The answer is you sell it and buy a Tacx Neo with motion plates.
In seriousness though, you have to use the axis feet to cant the base rightwards as much as possible, shimming the front foot if it raises off the floor. You may also need to further shim the left foot to raise it further.
It defies belief Wahoo could sell this at such a cost.
Having done some further measurements, I no longer believe the issue is the with the flywheel. The top unit of the Kickr has an arc of movement of around 0.8 degrees. When the base is levelled (as per this link), the center of that arc should be 0 deg (vertical), left of arc should be -0.4 deg, and the right of arc should be +0.4 deg.
The problem is it doesn’t. The center is around -0.8, the left -1.2 and the right -0.4. So no matter how much you lean the right when you are riding the bike, you will never feel upright.

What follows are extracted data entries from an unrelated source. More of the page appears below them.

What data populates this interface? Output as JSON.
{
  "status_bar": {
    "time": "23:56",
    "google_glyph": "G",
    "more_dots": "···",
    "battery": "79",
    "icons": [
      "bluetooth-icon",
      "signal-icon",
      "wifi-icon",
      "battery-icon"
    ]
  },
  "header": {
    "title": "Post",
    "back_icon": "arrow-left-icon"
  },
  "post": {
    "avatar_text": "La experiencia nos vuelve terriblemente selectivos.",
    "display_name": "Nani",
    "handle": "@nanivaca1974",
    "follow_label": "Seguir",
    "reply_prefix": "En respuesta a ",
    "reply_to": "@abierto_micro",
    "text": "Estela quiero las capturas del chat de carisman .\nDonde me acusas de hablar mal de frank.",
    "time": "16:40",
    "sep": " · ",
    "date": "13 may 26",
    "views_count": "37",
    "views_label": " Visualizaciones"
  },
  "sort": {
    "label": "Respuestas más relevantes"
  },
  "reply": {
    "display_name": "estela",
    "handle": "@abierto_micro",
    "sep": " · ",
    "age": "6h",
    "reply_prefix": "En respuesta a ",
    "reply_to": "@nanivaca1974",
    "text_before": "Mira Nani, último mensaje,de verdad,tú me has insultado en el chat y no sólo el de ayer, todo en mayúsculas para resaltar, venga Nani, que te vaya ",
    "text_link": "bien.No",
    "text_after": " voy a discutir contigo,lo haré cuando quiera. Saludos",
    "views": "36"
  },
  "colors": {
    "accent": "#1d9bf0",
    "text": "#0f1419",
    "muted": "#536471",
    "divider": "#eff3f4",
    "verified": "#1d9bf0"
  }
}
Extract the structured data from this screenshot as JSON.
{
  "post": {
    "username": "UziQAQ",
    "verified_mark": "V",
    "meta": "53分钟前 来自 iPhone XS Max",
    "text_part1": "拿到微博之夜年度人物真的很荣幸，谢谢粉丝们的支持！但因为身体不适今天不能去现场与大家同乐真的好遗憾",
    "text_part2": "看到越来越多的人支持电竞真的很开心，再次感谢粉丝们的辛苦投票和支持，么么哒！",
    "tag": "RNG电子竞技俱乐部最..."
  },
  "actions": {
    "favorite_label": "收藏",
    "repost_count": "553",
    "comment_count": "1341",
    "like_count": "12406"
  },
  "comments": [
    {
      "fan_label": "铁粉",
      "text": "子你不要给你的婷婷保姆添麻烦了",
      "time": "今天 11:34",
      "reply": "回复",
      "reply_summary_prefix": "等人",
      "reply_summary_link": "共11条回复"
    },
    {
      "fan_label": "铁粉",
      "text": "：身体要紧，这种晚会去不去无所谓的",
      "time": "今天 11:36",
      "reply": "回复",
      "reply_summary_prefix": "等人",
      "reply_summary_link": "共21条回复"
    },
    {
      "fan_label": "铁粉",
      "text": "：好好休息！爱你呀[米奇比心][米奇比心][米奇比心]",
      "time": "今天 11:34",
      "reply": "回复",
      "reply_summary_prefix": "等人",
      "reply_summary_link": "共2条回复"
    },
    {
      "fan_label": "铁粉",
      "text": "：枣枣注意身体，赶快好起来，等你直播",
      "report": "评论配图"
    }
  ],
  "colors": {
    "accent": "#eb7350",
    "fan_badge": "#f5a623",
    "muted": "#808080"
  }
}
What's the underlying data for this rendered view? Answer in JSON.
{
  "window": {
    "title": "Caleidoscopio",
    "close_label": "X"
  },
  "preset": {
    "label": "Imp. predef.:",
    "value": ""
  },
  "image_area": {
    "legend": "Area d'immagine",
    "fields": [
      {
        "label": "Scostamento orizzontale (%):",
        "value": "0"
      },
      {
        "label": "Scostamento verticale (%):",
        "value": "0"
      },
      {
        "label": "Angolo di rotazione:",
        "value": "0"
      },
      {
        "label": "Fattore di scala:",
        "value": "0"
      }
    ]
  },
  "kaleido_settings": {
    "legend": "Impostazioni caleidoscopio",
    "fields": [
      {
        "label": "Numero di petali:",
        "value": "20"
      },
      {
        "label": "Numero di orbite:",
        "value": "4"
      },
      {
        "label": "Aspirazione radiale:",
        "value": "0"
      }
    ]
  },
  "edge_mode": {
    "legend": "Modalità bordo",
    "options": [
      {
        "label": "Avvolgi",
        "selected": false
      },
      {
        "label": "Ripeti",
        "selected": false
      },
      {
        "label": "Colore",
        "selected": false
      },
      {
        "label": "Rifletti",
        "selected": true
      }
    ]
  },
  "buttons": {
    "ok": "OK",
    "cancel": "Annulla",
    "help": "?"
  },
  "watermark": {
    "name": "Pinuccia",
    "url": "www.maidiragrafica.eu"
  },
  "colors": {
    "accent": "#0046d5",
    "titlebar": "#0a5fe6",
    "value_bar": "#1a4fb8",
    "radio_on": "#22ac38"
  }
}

This is using a digital spirit level on the trainer “wheel” (which I assume must sit in the vertical plane to be in alignment with the cassette, the bike dropouts and the flywheel - it certainly feels that way to my body).
The net result is you have to set the base to a stupid angle for top unit to be able to be vertical. If I had known this I would never have bothered buying it. It is not that it is difficult to do, it’s the fact you have to bodge a $1,600 product.
My next question is whether this affects all units, or is an issue of manufacturing tolerances that is clearly affecting a large number (including influencer versions). But I am not seeing many people that have actually bought it.